Néologie sémantique : modélisation, expérimentations automatiques multilingues dans le cadre de Néoveille
Emmanuel Cartier  1@  
1 : Laboratoire d'Informatique de Paris-Nord  (LIPN)  -  Site web
Institut Galilée, Université Sorbonne Paris Cité (USPC), université Paris 13, CNRS : UMR7030
Institut Galilée, Université Paris 13, 99 avenue Jean-Baptiste Clément, F-93430, Villetaneuse. -  France

Cette présentation proposera un modèle des changements lexicaux qui inclut la néologie comme l'un de ses aspects. Ce modèle s'appuie sur l'hypothèse distributionnelle qui énonce que, pour décrire les langues, il ne faut prendre appui que sur les matérialisations écrites ou orales des langues, et ne pas recourir à des hypothèses sur la pensée sous-jacente ou sur la relation de référence qui lie le langage au monde (Harris, 1954).

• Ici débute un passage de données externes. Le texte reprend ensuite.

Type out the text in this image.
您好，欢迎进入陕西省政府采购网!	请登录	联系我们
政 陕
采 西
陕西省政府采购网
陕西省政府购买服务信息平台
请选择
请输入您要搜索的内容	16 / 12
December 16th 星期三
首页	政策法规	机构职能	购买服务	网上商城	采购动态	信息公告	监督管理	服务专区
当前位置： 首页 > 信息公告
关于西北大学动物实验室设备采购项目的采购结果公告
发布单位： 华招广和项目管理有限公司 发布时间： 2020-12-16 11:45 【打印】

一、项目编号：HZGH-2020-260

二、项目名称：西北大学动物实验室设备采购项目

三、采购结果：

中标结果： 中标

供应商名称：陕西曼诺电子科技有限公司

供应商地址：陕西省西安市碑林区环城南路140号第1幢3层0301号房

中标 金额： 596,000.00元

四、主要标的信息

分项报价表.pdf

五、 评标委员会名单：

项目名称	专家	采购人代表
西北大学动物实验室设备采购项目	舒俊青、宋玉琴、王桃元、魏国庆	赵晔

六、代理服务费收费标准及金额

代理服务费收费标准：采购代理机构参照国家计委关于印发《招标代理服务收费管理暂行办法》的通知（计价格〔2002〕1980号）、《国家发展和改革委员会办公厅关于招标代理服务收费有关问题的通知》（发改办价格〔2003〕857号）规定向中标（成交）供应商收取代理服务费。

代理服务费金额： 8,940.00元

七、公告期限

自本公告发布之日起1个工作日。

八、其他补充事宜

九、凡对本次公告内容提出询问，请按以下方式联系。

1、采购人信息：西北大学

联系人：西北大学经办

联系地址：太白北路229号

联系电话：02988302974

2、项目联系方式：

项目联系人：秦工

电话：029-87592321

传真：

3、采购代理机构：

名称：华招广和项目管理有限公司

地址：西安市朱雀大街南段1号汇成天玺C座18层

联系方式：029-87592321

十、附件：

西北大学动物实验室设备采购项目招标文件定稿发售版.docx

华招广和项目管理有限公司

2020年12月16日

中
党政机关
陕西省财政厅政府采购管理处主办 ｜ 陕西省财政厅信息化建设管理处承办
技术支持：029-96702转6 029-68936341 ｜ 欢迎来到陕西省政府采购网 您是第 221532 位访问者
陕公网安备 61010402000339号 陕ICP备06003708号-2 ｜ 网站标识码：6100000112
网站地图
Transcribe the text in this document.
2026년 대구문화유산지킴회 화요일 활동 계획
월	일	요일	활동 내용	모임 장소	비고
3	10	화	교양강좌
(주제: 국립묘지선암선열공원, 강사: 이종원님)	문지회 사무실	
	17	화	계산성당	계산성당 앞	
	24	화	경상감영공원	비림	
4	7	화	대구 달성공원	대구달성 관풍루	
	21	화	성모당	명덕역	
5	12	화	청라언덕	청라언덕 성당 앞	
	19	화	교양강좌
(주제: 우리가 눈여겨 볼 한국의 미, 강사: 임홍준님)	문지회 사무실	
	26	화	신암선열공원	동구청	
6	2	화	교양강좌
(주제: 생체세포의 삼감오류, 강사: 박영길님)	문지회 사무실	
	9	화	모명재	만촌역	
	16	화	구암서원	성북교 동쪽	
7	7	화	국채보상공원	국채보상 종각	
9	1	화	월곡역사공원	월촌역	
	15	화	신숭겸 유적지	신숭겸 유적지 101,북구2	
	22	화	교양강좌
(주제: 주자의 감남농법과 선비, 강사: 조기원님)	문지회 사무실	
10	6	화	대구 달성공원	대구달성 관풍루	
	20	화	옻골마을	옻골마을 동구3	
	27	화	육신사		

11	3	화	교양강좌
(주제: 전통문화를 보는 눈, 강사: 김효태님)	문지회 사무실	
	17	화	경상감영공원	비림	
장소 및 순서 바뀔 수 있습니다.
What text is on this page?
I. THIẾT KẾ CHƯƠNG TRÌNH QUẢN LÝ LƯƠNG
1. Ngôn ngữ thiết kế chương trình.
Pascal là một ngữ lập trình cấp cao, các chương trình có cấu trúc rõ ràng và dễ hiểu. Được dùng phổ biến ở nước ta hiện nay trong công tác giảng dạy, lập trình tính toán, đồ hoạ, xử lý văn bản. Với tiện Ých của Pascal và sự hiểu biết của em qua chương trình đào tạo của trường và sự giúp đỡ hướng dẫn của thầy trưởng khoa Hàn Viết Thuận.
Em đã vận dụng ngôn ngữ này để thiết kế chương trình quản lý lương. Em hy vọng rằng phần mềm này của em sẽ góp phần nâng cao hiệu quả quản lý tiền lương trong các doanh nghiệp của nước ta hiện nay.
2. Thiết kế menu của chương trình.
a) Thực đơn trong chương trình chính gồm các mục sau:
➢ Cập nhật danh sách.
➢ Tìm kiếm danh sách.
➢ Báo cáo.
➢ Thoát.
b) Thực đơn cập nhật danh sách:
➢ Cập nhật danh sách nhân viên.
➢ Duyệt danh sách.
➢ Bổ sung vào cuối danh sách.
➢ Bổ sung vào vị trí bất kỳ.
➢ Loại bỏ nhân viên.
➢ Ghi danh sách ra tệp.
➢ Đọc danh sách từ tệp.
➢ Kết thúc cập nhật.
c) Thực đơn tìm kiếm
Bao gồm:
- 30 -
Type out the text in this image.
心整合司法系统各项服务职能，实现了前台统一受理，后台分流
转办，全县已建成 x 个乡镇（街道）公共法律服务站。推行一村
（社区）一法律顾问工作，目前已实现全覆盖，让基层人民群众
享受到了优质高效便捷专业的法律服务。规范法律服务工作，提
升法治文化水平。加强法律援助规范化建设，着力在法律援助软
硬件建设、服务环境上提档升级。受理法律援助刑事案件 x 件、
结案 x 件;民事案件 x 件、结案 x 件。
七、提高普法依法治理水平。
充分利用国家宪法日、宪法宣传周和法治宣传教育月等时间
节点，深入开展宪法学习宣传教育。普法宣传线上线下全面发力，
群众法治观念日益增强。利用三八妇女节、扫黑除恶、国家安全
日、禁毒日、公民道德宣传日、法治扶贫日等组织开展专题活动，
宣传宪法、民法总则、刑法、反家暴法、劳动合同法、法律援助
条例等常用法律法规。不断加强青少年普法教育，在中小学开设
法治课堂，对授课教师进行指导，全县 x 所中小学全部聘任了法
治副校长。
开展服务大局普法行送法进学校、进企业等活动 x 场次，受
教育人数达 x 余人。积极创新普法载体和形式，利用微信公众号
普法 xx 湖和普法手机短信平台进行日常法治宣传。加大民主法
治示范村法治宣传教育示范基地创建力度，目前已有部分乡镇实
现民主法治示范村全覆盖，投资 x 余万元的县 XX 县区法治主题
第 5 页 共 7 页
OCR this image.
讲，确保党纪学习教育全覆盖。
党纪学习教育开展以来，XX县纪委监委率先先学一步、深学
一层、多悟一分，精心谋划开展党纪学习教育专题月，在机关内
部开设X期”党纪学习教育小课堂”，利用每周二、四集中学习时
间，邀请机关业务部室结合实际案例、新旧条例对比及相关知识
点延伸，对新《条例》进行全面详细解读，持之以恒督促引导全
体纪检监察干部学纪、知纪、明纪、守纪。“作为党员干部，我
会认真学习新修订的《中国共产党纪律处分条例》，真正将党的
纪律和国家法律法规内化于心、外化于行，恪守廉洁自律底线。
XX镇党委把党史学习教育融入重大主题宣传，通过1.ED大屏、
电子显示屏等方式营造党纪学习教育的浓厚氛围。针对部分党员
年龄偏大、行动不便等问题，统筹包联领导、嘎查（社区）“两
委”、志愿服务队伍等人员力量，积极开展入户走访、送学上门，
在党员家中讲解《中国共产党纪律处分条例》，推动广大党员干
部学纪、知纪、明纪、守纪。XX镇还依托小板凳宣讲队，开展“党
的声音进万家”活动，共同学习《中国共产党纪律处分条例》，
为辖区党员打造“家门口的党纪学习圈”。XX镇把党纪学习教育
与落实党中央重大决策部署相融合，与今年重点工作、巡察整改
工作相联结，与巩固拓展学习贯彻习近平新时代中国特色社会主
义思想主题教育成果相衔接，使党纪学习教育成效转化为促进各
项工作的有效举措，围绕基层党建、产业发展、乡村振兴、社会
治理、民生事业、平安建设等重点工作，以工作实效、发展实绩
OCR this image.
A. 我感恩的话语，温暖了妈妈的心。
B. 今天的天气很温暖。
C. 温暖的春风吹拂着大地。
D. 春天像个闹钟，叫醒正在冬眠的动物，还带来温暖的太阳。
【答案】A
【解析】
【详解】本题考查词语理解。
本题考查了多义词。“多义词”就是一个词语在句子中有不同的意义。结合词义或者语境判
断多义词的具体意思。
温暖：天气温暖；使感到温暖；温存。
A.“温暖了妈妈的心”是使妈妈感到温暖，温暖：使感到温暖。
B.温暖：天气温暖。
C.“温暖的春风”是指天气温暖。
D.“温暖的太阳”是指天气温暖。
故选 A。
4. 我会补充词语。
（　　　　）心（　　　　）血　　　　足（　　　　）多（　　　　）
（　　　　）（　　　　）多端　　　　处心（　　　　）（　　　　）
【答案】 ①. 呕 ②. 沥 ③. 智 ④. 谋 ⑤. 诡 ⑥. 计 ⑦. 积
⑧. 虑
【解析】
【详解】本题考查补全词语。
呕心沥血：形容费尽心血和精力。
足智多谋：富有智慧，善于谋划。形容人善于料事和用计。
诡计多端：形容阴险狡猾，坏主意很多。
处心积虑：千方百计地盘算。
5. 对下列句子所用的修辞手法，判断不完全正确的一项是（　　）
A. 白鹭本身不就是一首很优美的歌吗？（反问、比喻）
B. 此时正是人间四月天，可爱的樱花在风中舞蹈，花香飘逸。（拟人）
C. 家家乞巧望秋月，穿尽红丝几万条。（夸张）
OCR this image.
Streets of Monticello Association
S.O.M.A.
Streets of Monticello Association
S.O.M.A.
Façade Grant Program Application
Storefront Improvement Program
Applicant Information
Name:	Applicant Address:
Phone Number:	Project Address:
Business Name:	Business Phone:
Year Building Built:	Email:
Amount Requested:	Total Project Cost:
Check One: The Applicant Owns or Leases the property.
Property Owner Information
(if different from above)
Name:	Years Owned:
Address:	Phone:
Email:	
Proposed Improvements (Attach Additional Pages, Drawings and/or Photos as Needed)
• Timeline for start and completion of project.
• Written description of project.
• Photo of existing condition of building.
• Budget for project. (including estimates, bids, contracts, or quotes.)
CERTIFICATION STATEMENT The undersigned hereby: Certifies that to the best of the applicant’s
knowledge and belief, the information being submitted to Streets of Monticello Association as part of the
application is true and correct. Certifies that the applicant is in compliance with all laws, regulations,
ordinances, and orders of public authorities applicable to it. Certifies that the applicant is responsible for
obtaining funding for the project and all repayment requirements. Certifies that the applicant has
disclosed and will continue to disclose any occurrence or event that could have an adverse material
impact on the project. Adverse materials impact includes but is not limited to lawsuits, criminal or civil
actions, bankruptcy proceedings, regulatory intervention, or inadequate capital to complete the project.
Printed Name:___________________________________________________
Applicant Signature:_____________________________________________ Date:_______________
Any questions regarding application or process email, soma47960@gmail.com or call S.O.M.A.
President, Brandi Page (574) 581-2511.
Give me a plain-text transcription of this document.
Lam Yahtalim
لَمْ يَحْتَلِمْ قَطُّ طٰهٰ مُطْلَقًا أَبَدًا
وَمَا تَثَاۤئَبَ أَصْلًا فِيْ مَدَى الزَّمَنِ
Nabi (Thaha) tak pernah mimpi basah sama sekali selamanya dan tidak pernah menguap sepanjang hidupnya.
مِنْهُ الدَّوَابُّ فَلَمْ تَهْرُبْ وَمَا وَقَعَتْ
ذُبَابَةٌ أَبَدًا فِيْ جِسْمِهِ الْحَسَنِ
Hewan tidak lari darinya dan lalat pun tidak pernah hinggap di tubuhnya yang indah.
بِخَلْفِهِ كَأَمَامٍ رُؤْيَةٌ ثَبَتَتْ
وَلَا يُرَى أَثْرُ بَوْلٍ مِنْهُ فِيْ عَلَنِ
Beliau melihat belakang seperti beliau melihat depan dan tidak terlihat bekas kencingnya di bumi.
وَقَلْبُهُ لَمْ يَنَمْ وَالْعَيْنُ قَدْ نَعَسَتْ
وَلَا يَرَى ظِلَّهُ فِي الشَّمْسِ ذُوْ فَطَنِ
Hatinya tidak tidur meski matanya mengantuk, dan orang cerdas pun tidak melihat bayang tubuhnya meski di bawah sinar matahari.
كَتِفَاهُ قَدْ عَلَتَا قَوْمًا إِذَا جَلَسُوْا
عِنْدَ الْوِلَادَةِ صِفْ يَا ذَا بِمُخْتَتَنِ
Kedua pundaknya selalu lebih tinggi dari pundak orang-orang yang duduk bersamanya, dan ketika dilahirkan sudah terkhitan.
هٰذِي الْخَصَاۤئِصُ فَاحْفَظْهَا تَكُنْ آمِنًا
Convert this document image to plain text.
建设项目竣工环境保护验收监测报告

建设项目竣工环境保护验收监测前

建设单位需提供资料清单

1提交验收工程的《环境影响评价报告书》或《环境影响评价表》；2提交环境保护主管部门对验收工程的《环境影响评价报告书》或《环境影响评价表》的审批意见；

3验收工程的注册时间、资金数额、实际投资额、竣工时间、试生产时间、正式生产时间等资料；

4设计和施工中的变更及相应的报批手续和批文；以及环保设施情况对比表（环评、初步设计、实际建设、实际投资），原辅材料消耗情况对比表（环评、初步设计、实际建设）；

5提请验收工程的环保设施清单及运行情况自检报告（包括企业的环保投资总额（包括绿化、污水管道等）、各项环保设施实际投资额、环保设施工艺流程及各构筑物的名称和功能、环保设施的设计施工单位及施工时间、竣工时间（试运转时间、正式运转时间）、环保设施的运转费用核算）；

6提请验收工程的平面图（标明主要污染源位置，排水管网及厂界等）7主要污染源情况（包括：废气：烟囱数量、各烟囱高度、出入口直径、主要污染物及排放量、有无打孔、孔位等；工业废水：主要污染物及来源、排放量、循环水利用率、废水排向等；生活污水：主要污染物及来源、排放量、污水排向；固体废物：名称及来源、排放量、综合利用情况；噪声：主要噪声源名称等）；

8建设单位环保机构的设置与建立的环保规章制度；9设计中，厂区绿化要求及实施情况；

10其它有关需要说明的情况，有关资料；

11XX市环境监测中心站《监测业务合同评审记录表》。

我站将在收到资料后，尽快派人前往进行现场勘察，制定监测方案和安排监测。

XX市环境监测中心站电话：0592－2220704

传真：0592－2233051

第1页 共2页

On reformulera ainsi les hypothèses harrisiennes :

Hypothèse 1 : les unités linguistiques sont repérables par leur répétition en corpus.

La première hypothèse donne la clé d'identification des unités linguistiques. La reprise de ces hypothèses par les statistiques lexicales, les linguistiques de corpus, et les grammaires de construction, a permis de revisiter la notion d'unité lexicale, et d'étendre la notion à celle de construction et de forme-sens (Goldberg, 2013).

Hypothèse 2 : leur usage-sens est repérable au moyen de la répétition des contextes dans lesquels ils sont pris.

La seconde hypothèse fonde une étude du sens basée sur la combinatoire autour des lexies-cibles. (Ramish, 2015) montre que la combinaison entre les schémas syntaxiques de syntagmes nominaux les plus fréquents dans une langue donnée et un calcul de répétition de mots graphiques permet de récupérer un grand nombre de locutions. (Kilgarriff, 2004 ; Gries, 2010) déduisent, sur cette base, les structures argumentales les plus fréquentes des verbes, qu'ils appellent Word Sketches ou Behavioral profile. Nous détaillerons ces notions pour aboutir à la notion de profil combinatoire.

Hypothèse 3 : deux unités lexicales partageant un grand nombre de contextes sont dans une relation de similarité sémantique.

Cette hypothèse est celle qui fonde une étude sémantique sur des bases distributionnelles, et a donné lieu à de nombreux travaux en TAL (Baroni et Lenci, 2010 ; Mikolov et al., 2013), montrant qu'il est possible, en se basant sur une distribution similaire, d'identifier des lexies en relation de similarité sémantique. Nous appellerons cette approche profil distributionnel.

 

Ces trois éléments formels du sens doivent également être combinés avec d'autres paramètres, liés à la variation (Coseriu, 2006; Koch et Oesterreicher, 2011; Gadet, 2003), pour délimiter la portée d'une association forme-sens : notamment, l'inscription diastratique, diatopique et diaphasique des lexies, puisqu'une lexie peut appartenir à un groupe social et géographique défini, être propre à un individu, ou bien valoir pour l'ensemble de la communauté linguistique.

 

Nous montrerons, au travers d'une étude multilingue (français, portugais et italien) sur gros corpus dynamique contemporain, issu de la plateforme Néoveille, en nous concentrant sur une centaine de noms, que ces quatre aspects peuvent être opérationnalisés pour détecter automatiquement des changements de fréquence, de profil combinatoire, de profil distributionnel et de diastratie. Ces changements formels sont autant de signaux de changements sémantiques.